The Madman theory originally came from Henry Kissinger, the strategist behind Nixon’s foreign policy. The tactic is to show the opponent that you are capable of anything, regardless of the sacrifices. Nixon and Kissinger first used the tactic in the Vietnam War in 1969. With a ruthless carpet bombing and the announcement to use nuclear bombs if necessary, the North Vietnamese should be unsettled and thus persuaded to negotiate.

Putin leaves no negotiation options

Trump, who incidentally was a personal friend of Nixon, dealt with North Korea in a similar way: first he threatened nuclear bombs, then he negotiated. And Trump’s approach to Iran also fits in with the theory. Immediately following the targeted killing of Iranian general Soleimani in 2019, he announced that “no option is off the table,” he was open to talks, and wanted “a better deal for everyone” that could also “make Iran great again.” Trump said at the time.

In contrast to Nixon and Trump, Putin apparently does not leave his counterpart with any negotiating options. Should he play the mad man, it will be to use maximum threats to discourage the US and NATO from supporting Ukraine more widely. He seems to have some success with it. Poland’s offer to deliver fighter jets to Ukraine is too risky for Washington. Putin As in Georgia in 2008, it wants to prevent Ukraine from gaining political self-determination and is apparently prepared to bomb the country back to the Stone Age. He doesn’t have to negotiate to achieve his goals. It can destabilize the country to such an extent that political independence, let alone accession to the EU and NATO, becomes virtually impossible.

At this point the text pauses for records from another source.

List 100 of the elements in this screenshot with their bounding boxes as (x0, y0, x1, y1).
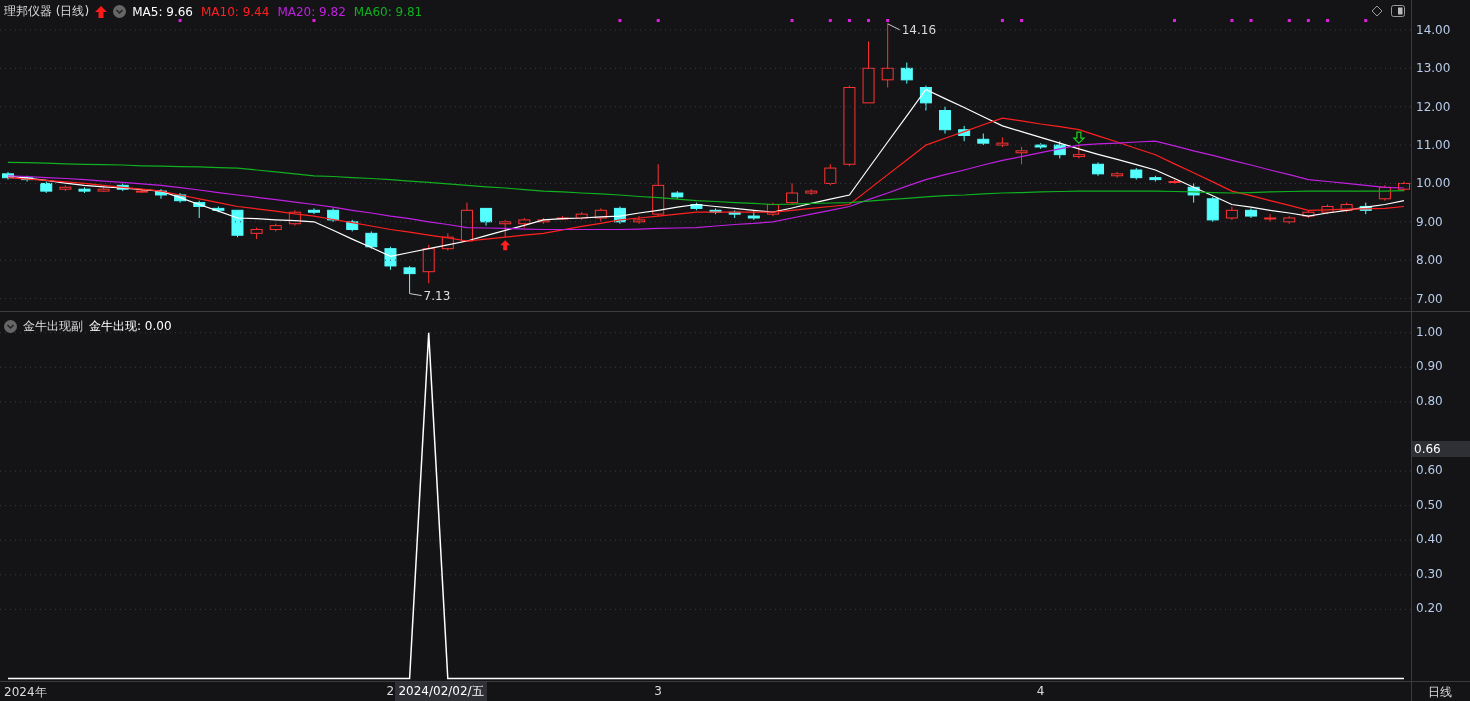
rising-candlestick (460, 202, 473, 242)
axis-label: 0.20 (1416, 601, 1443, 616)
cursor-value-label: 0.66 (1412, 441, 1470, 458)
indicator-title: 金牛出现副 (23, 318, 83, 335)
axis-label: 9.00 (1416, 214, 1443, 229)
date-axis-label: 2 (386, 684, 395, 698)
rising-candlestick (1321, 204, 1334, 215)
dropdown-icon[interactable] (4, 320, 17, 333)
falling-candlestick (1130, 167, 1143, 181)
date-axis-label: 3 (654, 684, 662, 698)
falling-candlestick (365, 230, 378, 250)
falling-candlestick (346, 219, 359, 232)
rising-candlestick (422, 244, 435, 284)
falling-candlestick (958, 125, 971, 142)
rising-candlestick (766, 202, 779, 217)
axis-label: 0.50 (1416, 497, 1443, 512)
falling-candlestick (21, 175, 34, 182)
legend-item: MA20: 9.82 (277, 4, 346, 19)
axis-label: 12.00 (1416, 99, 1451, 114)
falling-candlestick (78, 186, 91, 194)
falling-candlestick (40, 181, 53, 194)
rising-candlestick (1264, 213, 1277, 223)
rising-candlestick (575, 211, 588, 221)
rising-candlestick (518, 217, 531, 229)
falling-candlestick (1187, 182, 1200, 204)
falling-candlestick (939, 106, 952, 135)
rising-candlestick (135, 188, 148, 194)
rising-candlestick (1340, 202, 1353, 213)
rising-candlestick (1015, 146, 1028, 165)
rising-candlestick (1111, 171, 1124, 179)
rising-candlestick (633, 215, 646, 225)
dropdown-icon[interactable] (113, 5, 127, 18)
rising-candlestick (288, 209, 301, 227)
rising-candlestick (1225, 205, 1238, 221)
rising-candlestick (97, 186, 110, 193)
rising-candlestick (824, 163, 837, 186)
falling-candlestick (900, 62, 913, 85)
rising-candlestick (59, 184, 72, 192)
axis-label: 0.60 (1416, 463, 1443, 478)
low-price-label: 7.13 (423, 288, 451, 303)
legend-item: MA10: 9.44 (200, 4, 270, 19)
leader-line (887, 23, 901, 31)
panel-toggle-icon[interactable] (1391, 5, 1405, 17)
legend-item: MA5: 9.66 (132, 4, 193, 19)
rising-candlestick (441, 232, 454, 252)
falling-candlestick (174, 192, 187, 204)
falling-candlestick (403, 265, 416, 295)
cursor-date-label: 2024/02/02/五 (395, 682, 487, 701)
diamond-icon[interactable] (1371, 5, 1383, 17)
down-arrow-icon (1072, 131, 1086, 144)
axis-label: 0.80 (1416, 393, 1443, 408)
falling-candlestick (307, 207, 320, 215)
falling-candlestick (919, 85, 932, 111)
falling-candlestick (155, 188, 167, 200)
leader-line (409, 293, 423, 297)
falling-candlestick (977, 133, 990, 146)
rising-candlestick (805, 188, 818, 196)
axis-label: 0.40 (1416, 532, 1443, 547)
up-arrow-icon (500, 240, 511, 251)
falling-candlestick (747, 209, 760, 221)
rising-candlestick (1398, 181, 1410, 192)
axis-label: 7.00 (1416, 291, 1443, 306)
rising-candlestick (537, 217, 550, 225)
axis-label: 1.00 (1416, 324, 1443, 339)
chart-title: 理邦仪器 (日线) (4, 3, 90, 20)
falling-candlestick (709, 207, 722, 215)
up-arrow-icon (95, 5, 108, 18)
legend-item: MA60: 9.81 (353, 4, 423, 19)
rising-candlestick (1283, 215, 1296, 225)
falling-candlestick (1034, 142, 1047, 150)
axis-label: 10.00 (1416, 176, 1451, 191)
falling-candlestick (671, 190, 684, 200)
rising-candlestick (1378, 184, 1391, 202)
period-label[interactable]: 日线 (1412, 682, 1452, 701)
axis-label: 11.00 (1416, 138, 1451, 153)
date-axis-label: 4 (1036, 684, 1045, 698)
falling-candlestick (2, 171, 14, 181)
falling-candlestick (1206, 196, 1219, 223)
falling-candlestick (1245, 207, 1257, 219)
falling-candlestick (480, 207, 493, 227)
falling-candlestick (690, 202, 703, 211)
indicator-value: 金牛出现: 0.00 (89, 318, 172, 335)
rising-candlestick (269, 223, 282, 232)
rising-candlestick (1168, 179, 1181, 184)
falling-candlestick (728, 209, 741, 219)
high-price-label: 14.16 (901, 22, 937, 37)
rising-candlestick (996, 136, 1009, 148)
rising-candlestick (250, 227, 263, 240)
rising-candlestick (1302, 209, 1315, 219)
rising-candlestick (652, 163, 665, 217)
falling-candlestick (384, 246, 397, 271)
falling-candlestick (231, 209, 244, 238)
date-axis-label: 2024年 (4, 684, 47, 701)
falling-candlestick (193, 200, 206, 219)
rising-candlestick (556, 215, 569, 221)
falling-candlestick (1149, 175, 1162, 182)
rising-candlestick (594, 207, 607, 223)
falling-candlestick (1092, 161, 1105, 177)
rising-candlestick (862, 40, 875, 104)
axis-label: 8.00 (1416, 253, 1443, 268)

Declaring Putin insane as the cause of war and crime is emotionally understandable, but falls short. Despite all the irrationality, Putin calculates coolly – nobody should be confused by that. The geostrategic interests of the Russian government are clear: Ukraine’s rapprochement with the West should be prevented. This has nothing to do with “Russia’s legitimate security interests”, as some claim. Rather with “Great Russian chauvinism” as Lenin would say – which Putin declared the main historical enemy because he stood up for the rights of the peoples oppressed by the Tsarist Empire and made the first state independence of Ukraine possible.